Giova rammentare, a tal riguardo, che la norma in questione è stata innovata dall’articolo 1 della legge 244/2007 (Finanziaria 2008) e, se da un lato il trattamento fiscale delle spese di pubblicità è rimasto pressoché identico, quello relativo alle spese di rappresentanza è stato modificato.
In ragione del previgente regime le spese di rappresentanza erano, infatti, deducibili nel limite di un terzo del loro ammontare, per quote costanti nell'esercizio di sostenimento e nei quattro successivi.

Nel caso in esame, il contribuente aveva acquistato uno spazio pubblicitario su una vettura partecipante a un campionato sportivo per apporvi il logo della propria azienda.
Il costo era stato inserito in dichiarazione come spesa di pubblicità, integralmente dedotto ai sensi del primo periodo del comma 2 perché, a parere del contribuente, apporre il logo della propria azienda su una rinomata marca automobilistica costituisce un importante veicolo pubblicitario.

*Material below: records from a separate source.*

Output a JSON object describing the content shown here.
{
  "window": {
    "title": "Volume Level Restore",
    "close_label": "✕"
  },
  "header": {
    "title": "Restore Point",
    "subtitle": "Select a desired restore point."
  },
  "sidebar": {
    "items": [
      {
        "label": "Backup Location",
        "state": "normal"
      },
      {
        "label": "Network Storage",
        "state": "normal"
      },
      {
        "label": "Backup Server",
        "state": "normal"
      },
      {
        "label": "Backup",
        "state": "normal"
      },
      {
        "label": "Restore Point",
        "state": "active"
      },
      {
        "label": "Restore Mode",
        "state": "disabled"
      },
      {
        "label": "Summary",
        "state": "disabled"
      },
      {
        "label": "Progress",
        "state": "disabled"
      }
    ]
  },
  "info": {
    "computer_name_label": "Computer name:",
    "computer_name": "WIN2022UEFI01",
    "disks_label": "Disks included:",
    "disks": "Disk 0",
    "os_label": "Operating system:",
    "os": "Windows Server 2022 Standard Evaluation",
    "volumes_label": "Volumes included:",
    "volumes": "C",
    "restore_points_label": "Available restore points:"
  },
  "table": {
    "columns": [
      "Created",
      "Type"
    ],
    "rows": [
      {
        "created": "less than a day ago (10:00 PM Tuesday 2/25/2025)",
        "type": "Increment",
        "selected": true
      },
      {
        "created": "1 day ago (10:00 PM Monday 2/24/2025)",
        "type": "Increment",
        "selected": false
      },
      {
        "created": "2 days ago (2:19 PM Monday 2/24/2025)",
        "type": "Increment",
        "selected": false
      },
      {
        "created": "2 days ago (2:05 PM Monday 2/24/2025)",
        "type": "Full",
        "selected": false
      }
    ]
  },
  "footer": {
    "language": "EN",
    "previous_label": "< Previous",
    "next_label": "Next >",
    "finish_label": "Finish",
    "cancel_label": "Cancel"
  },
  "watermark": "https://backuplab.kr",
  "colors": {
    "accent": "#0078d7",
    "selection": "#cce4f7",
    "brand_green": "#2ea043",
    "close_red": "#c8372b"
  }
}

L’Agenzia delle Entrate aveva rettificato la dichiarazione fiscale, facendo rientrare il costo relativo all’acquisto del logo sulla macchina sportiva tra le spese di rappresentanza, deducibili solo nel limite di un terzo del loro ammontare.
Secondo i funzionari tributari, la spesa non era stata sostenuta per incrementare le vendite, ma per accrescere il prestigio della ditta, perché le dimensioni del logo erano oggettivamente troppo esigue per essere visibili al pubblico presente alla manifestazione.

I giudici di legittimità hanno affermato che il criterio dirimente, per la corretta qualificazione delle spese di sponsorizzazione, è individuare l’obiettivo strategico che l’impresa intende perseguire con il loro sostenimento.
Invero, se da un lato tra le spese di rappresentanza rientrano quelle “affrontate per accrescere il prestigio e l’immagine dell’impresa e a potenziarne le possibilità di sviluppo”, dall’altro devono essere qualificate come spese di pubblicità o di propaganda tutte quelle sostenute “per la realizzazione di iniziative tendenti, prevalentemente anche se non esclusivamente, alla pubblicizzazione di prodotti, marchi e servizi o comunque all’attività svolta”.
Il criterio discretivo va dunque individuato “nella diversità, anche strategica, degli obiettivi che, per le spese di rappresentanza, può farsi coincidere con la crescita d’immagine e il maggior prestigio nonché con il potenziamento della possibilità di sviluppo della società; laddove, per le spese di pubblicità o propaganda, di regola, consiste in una diretta finalità promozionale e di incremento commerciale, normalmente, concernente la produzione realizzata in un determinato contesto – Cass. n. 8679 del 15 aprile 2011”.

È sulla base di tali criteri che i giudici della Cassazione hanno accolto le ragioni dell’Agenzia delle Entrate, dichiarando che le spese di sponsorizzazione costituiscono spese di rappresentanza in quanto idonee, al più, ad accrescere il prestigio dell’impresa, a nulla rilevando la gratuità sottostante alla prestazione in favore di terzi.

A ulteriore conferma della propria decisione, la Corte ha osservato che il contribuente non aveva fornito alcuna prova che avvalorasse la diretta aspettativa di ritorno commerciale dell’attività sponsorizzata (cfr sentenza n. 3433/2012).